Child agency Reported and Fired for leaving Kids unsupervised

TAMPA — A foster care service has dropped a $9.2 million deal and been reported to the state’s abuse hotline following reports that its staff left nurture children unsupervised.

Eckerd Connects, the lead child welfare service from Tampa Bay, said Tuesday that it is terminating its contract with Family and Youth Alternatives to offer case management for children in Hillsborough County.

This comes after the agency dropped a teenage girl early on Jan. 24 facing an Eckerd office in Tampa alone, hungry and crying, Eckerd said in announcement.

A subsequent investigation by Eckerd discovered that children being left unsupervised by YFA has been “not an isolated event.”

Eckerd has reported the incidents to the Hillsborough County Sheriff’s Office, which conducts investigations into allegations of child abuse and neglect to the county as well as the Florida Department of Children and Families.

“It was an isolated clinic happening so we chose to complete the deal,” explained Doug Tobin, Eckerd spokesman.

Spokeswoman Lisa Brock said YFA behaved once it discovered that children were being left unsupervised. Case managers were having to handle some teens who occasionally refuse to go to college and to foster homes.

“After we became more aware that children were unsupervised we immediately stopped that practice and clearly people in the child welfare system are still dealing with human beings and, in part, these teenagers come out of mistreated and abused backgrounds and don’t always conform and cooperate,” she explained.

She added that YFA will continue to work to come up with solutions about how to deal with hard-to-place teens in foster care.

This contract’s conclusion will not take effect. Eckerd plans to run a crisis bid procedure to discover a new service to substitute YFA, that was managing some 1,700 children in Hillsborough, Tobin said.

Eckerd’s choice will not impact YFA’s $5 million deal with Eckerd to provide case management services. “We experienced numerous stakeholders that said Pasco operations and management was running easily,” Tobin said.

Tobin added that the decision wasn’t in reaction to some WFLA story that teens spent hours sitting in a vehicle at a petrol station with a YFA case manager so its connection could be used by them.

DCF Secretary Mike Carroll said that case managers who have face-to-face interaction with children have a duty not and to receive them of the counseling and services locate them a bed at evening.

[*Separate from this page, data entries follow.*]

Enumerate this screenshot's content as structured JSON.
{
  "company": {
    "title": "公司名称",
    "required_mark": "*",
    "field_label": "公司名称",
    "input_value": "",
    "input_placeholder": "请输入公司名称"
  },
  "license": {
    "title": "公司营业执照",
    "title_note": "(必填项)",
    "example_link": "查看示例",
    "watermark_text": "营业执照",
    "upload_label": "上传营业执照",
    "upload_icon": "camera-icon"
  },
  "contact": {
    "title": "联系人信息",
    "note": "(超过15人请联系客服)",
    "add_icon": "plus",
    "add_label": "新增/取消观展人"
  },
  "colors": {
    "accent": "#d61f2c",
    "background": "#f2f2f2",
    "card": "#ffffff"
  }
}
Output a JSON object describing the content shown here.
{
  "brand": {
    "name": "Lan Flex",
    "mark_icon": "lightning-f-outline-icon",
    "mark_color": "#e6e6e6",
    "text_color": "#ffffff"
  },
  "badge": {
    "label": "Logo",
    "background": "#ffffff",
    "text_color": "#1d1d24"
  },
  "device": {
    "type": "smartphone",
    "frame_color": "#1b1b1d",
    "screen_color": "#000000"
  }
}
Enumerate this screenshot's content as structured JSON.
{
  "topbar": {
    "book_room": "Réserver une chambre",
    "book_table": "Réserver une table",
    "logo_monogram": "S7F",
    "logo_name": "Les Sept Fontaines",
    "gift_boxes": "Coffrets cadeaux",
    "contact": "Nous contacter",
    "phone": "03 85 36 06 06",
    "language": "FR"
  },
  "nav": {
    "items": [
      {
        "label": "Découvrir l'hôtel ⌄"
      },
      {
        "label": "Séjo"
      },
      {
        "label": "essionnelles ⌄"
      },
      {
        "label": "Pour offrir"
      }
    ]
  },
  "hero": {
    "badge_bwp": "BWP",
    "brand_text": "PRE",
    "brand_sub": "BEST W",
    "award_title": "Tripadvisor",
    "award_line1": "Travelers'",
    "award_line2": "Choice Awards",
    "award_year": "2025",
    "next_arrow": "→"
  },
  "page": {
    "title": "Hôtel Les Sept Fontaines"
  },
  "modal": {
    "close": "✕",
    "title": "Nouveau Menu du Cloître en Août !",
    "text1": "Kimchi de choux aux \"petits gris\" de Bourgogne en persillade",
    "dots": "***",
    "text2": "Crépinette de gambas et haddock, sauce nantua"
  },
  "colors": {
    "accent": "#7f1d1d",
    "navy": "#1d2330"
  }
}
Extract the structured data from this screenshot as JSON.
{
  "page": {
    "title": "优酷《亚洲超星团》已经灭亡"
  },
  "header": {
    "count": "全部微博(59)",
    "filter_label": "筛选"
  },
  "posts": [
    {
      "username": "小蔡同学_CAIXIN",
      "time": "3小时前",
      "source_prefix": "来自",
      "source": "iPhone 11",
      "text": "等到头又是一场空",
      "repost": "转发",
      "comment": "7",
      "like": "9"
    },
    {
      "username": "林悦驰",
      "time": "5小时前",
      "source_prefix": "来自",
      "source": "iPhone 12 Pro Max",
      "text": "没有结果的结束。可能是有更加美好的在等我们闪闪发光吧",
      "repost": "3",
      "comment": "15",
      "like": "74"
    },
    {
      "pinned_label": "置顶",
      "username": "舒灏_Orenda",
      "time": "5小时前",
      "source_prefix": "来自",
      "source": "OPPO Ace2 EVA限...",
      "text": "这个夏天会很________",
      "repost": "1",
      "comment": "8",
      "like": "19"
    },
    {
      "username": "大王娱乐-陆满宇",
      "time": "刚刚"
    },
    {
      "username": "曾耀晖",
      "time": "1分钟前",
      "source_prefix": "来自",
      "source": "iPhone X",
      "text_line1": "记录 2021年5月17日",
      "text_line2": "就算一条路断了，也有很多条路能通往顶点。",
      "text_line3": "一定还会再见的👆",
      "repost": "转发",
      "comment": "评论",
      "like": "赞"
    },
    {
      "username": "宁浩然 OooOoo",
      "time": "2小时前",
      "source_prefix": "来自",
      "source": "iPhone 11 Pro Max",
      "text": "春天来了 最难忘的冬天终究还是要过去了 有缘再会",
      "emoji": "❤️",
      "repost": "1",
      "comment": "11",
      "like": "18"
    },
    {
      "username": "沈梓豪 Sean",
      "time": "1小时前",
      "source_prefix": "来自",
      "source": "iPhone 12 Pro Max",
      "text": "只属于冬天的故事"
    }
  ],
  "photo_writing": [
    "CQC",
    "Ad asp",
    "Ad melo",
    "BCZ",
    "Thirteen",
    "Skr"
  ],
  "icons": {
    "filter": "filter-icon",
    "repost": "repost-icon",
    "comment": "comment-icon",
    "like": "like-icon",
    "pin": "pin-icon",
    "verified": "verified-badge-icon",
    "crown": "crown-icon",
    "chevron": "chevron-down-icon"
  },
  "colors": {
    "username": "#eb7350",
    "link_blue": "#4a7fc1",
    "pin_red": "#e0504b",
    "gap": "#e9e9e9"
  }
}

“It appears that wasn’t occurring, and their contract has been terminated as a consequence of bad case management,” he explained.

“DCF has been working with Eckerd on brief- and – long-term solutions for this dilemma since it was brought to our attention on Jan. 24 and we will continue to closely track Eckerd’s progress to ensure safe and proper placements for each adolescent in their maintenance.”

Adolescents who refuse to cooperate with case managers have been a hassle for Eckerd for a while.

In 2016, the agency admitted that mostly older teens, 43 children, had slept in offices and additional locations that were unlicensed as it could not place them in homes.

In May, Eckerd declared a contract with Camelot Community Care to run the Ybor Heights adolescent center, which is used to house and supervise children entering the foster care system until they have been placed with foster parents or in a group residence.

The Tampa Police Department had reacted to 13 disturbance calls and 57 runaway reports at the center in a interval, documents show.